Artificial Intelligence for Healthcare and Life Sciences

Large amount of health care and life sciences data of different types has become increasingly available: clinical encounters, lab results, diagnostics, medications, genomics, and increasingly, physiological, lifestyle, social behavioral and environmental data. AI for Health care and Life Sciences is all about enabling the journey from such data to meaningful insights to drive improved health and wellness outcomes. One particularly area what AI can make significant impact is in the accelerated discovery of therapeutics and biomarkers. At IBM Research we have been systematically developing advanced artificial intelligence and data science methodologies for health care and life sciences, ranging from intelligent data preparation and pattern extraction to complex models for actionable insights generation.  These methodologies have been applied to a wide range of use cases and disease areas. I will discuss these methods and use cases, lessons learned and important future directions.

Xuming He, PhD.

Discussant: Xuming He, PhD

H.C. Carver Professor of Statistics
Department of Statistics
University of Michigan

Biography

Xuming He is H.C. Carver Collegiate Professor of Statistics, University of Michigan. He currently serves as President-Elect of the International Statistical Institute (ISI).
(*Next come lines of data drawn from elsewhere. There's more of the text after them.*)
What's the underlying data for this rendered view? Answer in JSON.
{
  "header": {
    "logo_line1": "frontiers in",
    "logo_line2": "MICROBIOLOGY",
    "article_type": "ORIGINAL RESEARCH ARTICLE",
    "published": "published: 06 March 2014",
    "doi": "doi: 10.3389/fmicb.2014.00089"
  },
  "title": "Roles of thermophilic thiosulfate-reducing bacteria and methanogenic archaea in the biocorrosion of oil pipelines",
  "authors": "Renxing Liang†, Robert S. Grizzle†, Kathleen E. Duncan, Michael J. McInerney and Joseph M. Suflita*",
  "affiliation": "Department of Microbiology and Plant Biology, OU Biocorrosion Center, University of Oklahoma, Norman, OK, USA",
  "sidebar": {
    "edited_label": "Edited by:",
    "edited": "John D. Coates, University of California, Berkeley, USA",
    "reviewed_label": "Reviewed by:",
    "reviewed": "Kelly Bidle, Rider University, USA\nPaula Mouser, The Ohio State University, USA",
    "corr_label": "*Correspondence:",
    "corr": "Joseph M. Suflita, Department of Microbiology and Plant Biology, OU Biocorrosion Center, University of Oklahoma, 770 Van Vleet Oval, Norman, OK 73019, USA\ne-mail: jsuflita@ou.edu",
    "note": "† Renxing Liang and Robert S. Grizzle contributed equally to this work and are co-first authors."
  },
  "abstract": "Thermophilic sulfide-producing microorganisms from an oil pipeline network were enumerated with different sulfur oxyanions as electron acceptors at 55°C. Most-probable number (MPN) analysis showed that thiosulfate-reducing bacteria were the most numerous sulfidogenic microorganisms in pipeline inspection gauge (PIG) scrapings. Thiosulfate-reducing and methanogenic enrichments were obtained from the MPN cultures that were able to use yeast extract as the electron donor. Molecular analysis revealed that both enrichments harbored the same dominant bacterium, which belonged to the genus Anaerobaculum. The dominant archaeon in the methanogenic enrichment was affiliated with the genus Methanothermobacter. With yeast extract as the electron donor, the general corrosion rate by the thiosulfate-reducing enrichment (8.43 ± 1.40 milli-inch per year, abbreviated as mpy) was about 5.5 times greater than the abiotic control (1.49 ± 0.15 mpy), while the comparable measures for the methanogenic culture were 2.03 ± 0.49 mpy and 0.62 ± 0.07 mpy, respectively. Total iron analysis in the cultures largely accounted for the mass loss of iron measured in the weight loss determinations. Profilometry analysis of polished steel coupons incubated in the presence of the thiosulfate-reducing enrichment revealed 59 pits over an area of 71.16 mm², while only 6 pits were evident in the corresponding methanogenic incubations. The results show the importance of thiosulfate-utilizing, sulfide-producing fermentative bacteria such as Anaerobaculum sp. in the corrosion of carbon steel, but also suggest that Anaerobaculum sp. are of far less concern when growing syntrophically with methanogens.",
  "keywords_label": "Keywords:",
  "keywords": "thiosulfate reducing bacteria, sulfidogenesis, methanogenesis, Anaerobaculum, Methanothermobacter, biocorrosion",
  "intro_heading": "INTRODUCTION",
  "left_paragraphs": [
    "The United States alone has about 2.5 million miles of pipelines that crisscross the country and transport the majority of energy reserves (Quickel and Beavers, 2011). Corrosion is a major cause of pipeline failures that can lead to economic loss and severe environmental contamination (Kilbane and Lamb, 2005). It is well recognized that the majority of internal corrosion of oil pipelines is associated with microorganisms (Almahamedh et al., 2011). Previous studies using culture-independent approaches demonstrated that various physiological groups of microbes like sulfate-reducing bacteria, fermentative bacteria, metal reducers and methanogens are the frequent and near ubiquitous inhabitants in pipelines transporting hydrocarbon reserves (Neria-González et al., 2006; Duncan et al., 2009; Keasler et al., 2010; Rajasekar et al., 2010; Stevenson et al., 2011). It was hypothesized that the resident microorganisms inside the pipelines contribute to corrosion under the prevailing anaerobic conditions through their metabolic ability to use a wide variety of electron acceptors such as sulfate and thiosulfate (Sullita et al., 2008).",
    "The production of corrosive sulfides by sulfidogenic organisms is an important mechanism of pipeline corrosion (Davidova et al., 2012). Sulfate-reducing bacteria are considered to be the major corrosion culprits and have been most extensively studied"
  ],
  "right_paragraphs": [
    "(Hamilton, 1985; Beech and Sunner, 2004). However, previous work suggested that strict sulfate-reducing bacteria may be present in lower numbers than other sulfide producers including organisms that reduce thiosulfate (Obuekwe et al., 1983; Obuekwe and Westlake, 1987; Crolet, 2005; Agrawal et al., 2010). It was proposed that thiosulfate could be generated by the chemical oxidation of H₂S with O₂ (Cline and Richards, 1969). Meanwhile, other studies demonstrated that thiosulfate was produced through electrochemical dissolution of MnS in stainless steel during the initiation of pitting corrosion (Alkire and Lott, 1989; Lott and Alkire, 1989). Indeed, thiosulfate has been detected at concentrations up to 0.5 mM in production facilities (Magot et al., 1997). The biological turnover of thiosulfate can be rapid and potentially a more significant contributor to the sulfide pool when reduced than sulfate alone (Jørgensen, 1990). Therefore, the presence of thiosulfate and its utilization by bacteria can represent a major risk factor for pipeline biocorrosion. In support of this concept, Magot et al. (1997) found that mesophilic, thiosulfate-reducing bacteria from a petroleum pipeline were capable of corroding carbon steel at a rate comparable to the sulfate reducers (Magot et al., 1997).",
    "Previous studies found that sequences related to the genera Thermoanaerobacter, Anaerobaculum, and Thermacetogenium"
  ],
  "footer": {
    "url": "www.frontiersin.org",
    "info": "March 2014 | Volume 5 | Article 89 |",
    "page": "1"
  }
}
He is an internationally recognized leader in statistics who has published extensively on robust and trustworthy statistical inference as well as applications to biosciences, climate studies, and concussion research. He is an elected Fellow of the American Statistical Association (ASA), the Institute of Mathematical Statistics (IMS), and the American Association for the Advancement of Science (AAAS). He has been honored by the Founders Award (2021) from the ASA, Harry C. Carver Medal (2022) from the IMS, Distinguished Achievement Award (2015) from the International Chinese Statistical Association, and the IMS Medallion Lectureship (2007).